It is a great error to believe that capital is in itself a distinct entity.
After introducing the notion of capital by the isolated man, Frédéric Bastiat develops his thoughts and introduces society. Yet, a primary characteristic of society is exchange, and capital can be exchanged as much as any other good. One of the reasons for this is that capital is defined as such through its use only – a sack of wheat can be seen as a consumer’s product or as capital. This characteristic of capital is key because it means notably that its price follows the law of supply and demand in the same way as does a consumer’s good. This allows to understand how some people can become rich thanks to capital gains but, as we shall see later, it explains why interest is legitimate.

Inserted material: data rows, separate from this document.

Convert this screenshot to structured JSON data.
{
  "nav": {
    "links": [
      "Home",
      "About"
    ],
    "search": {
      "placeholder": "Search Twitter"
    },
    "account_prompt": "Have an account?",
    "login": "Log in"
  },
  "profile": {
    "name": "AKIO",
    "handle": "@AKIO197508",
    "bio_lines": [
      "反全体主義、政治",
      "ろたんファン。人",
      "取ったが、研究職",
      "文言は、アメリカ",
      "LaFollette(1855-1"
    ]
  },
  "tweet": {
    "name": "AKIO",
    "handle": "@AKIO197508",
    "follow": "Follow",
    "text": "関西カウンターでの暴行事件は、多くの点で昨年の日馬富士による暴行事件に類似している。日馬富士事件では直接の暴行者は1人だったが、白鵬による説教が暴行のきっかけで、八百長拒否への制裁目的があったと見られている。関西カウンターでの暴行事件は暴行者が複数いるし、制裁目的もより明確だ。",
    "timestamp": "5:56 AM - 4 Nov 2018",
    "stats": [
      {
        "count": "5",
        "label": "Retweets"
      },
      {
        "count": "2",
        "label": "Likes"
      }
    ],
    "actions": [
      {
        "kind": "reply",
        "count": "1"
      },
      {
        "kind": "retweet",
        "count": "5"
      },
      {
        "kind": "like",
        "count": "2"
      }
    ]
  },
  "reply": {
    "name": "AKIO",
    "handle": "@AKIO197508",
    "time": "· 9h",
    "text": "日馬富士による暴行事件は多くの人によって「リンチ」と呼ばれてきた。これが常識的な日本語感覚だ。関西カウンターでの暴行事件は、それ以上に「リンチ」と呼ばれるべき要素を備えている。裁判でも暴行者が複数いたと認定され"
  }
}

Another key consequence to the fact that capital can be exchanged like any other consumer’s good is how capital relates to money. Capital is often confused with its monetary representation. It is a simplification but money can indeed “buy” capital as much as any other consumer’s good. This is one of the inconsistencies of the anti-capitalists – if they refuse that capital can be exchanged (implying the existence of property rights), they need to refuse that consumers’ goods can be exchanged as well, which would mean the end of society as an economic entity.
Besides, today’s quote hints at the fact that capital formation is a product of savings, which Bastiat will describe later as “Capital has its roots in three attributes of man: foresight, intelligence, and thrift”.